А.Мариенгоф писал о Нижнем Новгороде: «Монастыри, дворцы именитого купечества, тюрьма посередке города, а через реку многотысячные Сормовские заводы, уже тогда бывшие красными. Трезвонящие церкви, часовенки с чудотворными иконами в рубиновых ожерельях и дрожащие огоньки нищих копеечных свечек, озаряющих суровые лики чудотворцев, писанных по дереву-кипарису. А через дом – пьяные монопольки под зелеными вывесками.
Чего больше? Ох, монополек!»
В 1903 году Сергей Юльевич Витте был отставлен. Государственная помощь попечительствам, и без того довольно скудная, заметно сократилась, а насмешки над энтузиастами трезвого быта приумножились.
Но статистика была, как водится, неумолима.

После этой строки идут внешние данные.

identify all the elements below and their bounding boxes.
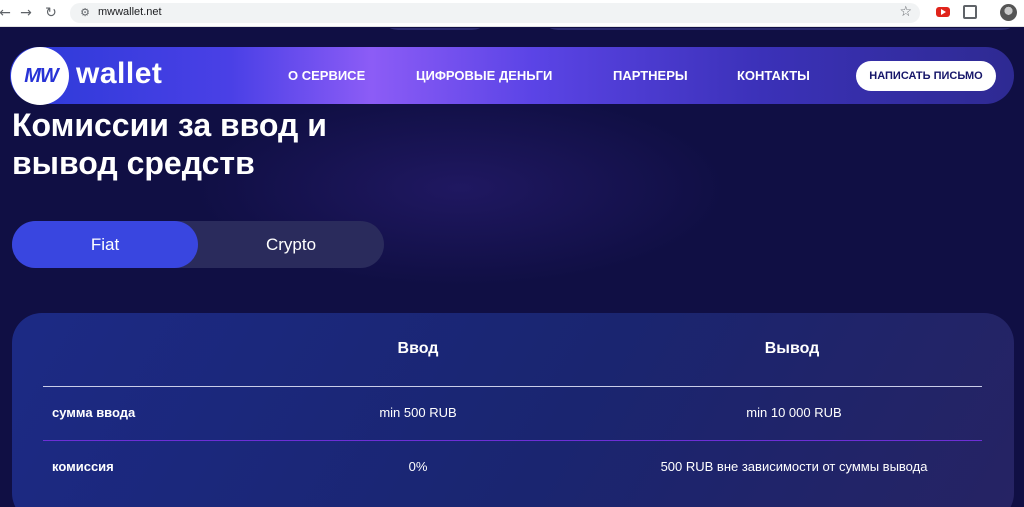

Вот данные по столице за 1912 год: «В 1898 году на Петербургскую часть приходилось 2,14 ведра вина на душу населения.
Спустя пять лет, в 1903 году, душевое потребление вина сократилось до 1,86 ведра, а теперь приходится уже только по 1,43 ведра на душу населения Петербургской стороны.
На столько же почти сократилось потребление вина и на Васильевском острове, а именно с 2,05 ведра до 1,44 ведра.
Несколько сократилось потребление вина и на Выборгской стороне и в других частях города.
Попечительства о народной трезвости ставят в прямую связь «отрезвление» Петербурга и, пожалуй, не без оснований со своей усилившейся за последние годы деятельностью».
Подобная статистика была и по России в целом. Меры, казавшиеся обывателю нелепыми, забавными и неуместными, давали свои плоды.